Attorney general defends Patriot Act against critics

? With the government’s anti-terrorism legal strategy under increasing scrutiny, Atty. Gen. John Ashcroft tried to assure lawyers Saturday that the Bush administration welcomed oversight and was using new powers to make “quiet steady progress” in the terrorism fight.

The government so far has successfully fended off legal challenges of its imprisonment of U.S. “enemy combatants,” secrecy about immigrants arrested after the Sept. 11 attacks and the detention of terrorism suspects in Cuba.

Ashcroft told a conservative lawyers group, the Federalist Society, that the government was “protecting the American people while honoring the Constitution and preserving the liberties we hold dear.”

But courts have yet to rule on constitutional challenges to an anti-terror law, the Patriot Act. Last week, the Supreme Court moved into the middle of the post-Sept. 11 debate, announcing that the nine justices would decide whether foreigners held at a military base in Cuba could contest their captivity in American courts.

Also this month, the Supreme Court asked the administration to explain the secrecy surrounding the detention of one of the immigrants arrested in Florida after the Sept. 11 attacks.
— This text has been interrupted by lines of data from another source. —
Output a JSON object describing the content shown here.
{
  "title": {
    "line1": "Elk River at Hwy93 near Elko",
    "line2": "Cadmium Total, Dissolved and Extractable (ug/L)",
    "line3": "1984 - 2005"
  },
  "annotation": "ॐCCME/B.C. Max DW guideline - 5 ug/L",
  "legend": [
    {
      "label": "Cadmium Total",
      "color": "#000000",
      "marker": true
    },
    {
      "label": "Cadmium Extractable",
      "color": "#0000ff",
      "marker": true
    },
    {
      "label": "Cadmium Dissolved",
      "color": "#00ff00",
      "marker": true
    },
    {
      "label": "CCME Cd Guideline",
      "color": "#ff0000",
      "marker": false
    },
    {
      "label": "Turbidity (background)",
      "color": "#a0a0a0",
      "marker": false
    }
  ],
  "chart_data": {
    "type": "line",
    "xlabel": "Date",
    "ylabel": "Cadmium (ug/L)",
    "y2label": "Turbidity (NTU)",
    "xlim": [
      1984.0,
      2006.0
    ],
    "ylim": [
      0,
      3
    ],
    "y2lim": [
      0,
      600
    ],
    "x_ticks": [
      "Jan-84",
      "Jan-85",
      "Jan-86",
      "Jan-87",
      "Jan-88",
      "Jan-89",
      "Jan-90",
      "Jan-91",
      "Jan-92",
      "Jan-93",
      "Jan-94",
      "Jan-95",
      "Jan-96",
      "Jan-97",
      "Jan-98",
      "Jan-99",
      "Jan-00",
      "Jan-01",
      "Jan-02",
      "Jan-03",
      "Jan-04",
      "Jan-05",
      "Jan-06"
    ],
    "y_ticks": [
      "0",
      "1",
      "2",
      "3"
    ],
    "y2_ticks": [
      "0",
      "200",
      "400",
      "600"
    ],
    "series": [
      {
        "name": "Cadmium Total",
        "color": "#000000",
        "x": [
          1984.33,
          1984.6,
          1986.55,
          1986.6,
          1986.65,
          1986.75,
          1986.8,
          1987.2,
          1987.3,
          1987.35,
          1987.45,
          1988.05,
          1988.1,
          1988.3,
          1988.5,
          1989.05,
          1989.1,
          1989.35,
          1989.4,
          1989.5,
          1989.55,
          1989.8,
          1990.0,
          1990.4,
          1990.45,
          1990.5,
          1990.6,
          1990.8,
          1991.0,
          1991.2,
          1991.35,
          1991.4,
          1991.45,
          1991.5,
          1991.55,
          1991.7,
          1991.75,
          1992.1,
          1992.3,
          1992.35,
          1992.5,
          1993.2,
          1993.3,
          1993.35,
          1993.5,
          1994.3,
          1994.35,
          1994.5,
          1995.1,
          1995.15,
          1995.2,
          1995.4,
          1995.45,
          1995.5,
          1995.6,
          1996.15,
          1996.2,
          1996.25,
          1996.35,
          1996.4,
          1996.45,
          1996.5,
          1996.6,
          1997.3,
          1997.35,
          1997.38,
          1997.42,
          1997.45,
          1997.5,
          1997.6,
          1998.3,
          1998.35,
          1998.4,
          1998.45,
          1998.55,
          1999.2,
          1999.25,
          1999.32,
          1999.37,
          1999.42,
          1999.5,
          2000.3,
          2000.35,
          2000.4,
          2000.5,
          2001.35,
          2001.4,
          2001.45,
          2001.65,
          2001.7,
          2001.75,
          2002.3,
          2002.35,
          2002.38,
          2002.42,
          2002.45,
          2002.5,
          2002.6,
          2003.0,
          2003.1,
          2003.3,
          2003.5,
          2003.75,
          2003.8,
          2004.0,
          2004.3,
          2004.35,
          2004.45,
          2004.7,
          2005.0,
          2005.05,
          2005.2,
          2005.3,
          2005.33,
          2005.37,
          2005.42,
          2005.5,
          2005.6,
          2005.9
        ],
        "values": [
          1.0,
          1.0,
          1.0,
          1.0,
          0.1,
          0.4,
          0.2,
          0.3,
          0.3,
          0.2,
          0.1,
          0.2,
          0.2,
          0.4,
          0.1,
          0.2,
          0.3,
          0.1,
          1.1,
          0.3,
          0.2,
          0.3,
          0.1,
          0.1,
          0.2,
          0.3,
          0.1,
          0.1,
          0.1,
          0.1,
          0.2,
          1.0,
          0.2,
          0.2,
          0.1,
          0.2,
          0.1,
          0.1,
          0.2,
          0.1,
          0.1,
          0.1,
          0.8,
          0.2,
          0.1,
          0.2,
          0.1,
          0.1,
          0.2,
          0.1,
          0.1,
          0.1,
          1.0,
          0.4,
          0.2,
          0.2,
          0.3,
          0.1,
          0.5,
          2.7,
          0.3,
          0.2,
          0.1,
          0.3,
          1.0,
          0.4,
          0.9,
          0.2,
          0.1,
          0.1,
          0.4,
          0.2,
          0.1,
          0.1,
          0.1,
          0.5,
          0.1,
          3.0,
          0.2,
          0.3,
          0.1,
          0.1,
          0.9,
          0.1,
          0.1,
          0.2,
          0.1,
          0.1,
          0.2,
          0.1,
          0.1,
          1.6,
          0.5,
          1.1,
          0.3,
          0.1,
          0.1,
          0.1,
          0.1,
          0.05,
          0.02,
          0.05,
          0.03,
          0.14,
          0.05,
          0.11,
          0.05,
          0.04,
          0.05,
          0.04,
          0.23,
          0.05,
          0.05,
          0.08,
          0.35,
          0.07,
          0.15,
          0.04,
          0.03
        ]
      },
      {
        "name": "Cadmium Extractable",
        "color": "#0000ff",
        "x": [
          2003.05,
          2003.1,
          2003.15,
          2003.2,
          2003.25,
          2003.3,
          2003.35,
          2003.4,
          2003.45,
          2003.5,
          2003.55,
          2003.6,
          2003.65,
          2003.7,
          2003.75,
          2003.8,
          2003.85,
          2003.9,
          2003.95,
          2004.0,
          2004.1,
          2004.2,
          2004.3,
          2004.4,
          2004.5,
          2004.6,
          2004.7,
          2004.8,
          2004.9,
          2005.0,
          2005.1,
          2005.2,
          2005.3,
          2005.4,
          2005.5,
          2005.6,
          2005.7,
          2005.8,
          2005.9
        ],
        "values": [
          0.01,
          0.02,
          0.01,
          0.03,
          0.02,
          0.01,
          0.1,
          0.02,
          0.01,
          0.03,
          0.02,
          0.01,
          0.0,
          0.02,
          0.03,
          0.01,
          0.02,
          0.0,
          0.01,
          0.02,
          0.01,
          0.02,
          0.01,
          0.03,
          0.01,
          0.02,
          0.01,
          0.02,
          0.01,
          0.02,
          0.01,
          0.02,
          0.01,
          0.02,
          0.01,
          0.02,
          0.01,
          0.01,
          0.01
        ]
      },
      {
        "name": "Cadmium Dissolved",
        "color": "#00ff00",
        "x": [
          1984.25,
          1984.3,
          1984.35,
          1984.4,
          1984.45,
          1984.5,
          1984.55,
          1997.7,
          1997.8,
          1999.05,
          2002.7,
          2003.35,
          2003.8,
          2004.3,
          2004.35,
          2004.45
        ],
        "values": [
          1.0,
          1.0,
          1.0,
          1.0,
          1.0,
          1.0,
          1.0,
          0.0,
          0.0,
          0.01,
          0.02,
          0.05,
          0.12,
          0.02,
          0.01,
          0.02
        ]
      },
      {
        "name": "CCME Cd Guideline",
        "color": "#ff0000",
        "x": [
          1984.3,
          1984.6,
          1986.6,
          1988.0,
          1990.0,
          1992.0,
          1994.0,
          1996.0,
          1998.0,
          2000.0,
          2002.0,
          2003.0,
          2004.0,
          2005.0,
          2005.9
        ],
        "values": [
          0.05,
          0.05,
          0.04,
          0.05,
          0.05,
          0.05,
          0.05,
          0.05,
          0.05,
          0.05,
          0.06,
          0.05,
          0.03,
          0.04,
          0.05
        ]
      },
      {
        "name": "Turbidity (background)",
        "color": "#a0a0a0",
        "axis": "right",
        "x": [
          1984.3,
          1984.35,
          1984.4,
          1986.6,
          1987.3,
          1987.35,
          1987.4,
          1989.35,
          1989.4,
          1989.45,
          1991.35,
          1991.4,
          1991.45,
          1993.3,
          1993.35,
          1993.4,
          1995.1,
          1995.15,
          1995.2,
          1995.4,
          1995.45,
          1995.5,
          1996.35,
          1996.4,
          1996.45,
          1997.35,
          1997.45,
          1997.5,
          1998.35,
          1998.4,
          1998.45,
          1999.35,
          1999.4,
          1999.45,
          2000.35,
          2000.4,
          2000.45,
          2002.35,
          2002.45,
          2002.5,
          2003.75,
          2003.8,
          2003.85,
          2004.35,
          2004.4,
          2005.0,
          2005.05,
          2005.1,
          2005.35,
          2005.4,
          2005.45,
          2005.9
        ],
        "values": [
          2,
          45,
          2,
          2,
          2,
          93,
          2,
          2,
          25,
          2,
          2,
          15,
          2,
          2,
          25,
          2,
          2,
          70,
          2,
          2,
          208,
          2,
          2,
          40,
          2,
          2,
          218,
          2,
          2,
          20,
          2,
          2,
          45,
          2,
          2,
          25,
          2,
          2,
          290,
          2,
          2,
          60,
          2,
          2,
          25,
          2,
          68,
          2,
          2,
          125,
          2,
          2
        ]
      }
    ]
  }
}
“There is no question the Bush administration wants more power in the executive branch,” said Robert Levy, a constitutional expert with the Cato Institute, a libertarian think tank, who attended the speech.

Ashcroft has mounted a public defense of the government’s response to the attacks, especially the Patriot Act. The law, enacted weeks after the attacks, expanded government surveillance capabilities, toughened criminal penalties for terrorists and allowed greater sharing of intelligence information.

Ashcroft is trying to counter the effort to scale back the law by critics, both Democrat and Republican, who believe it was rushed through while the country was in a panic after the attacks of Sept. 11, 2001.

The attorney general said Saturday that the law gave courts oversight to ensure that powers were not abused and that the administration welcomed a “bright light of inquiry” on the issues.

Ashcroft’s appearance came on the final day of the annual meeting of the society, a 21-year-old influential lawyers group with about 30,000 members.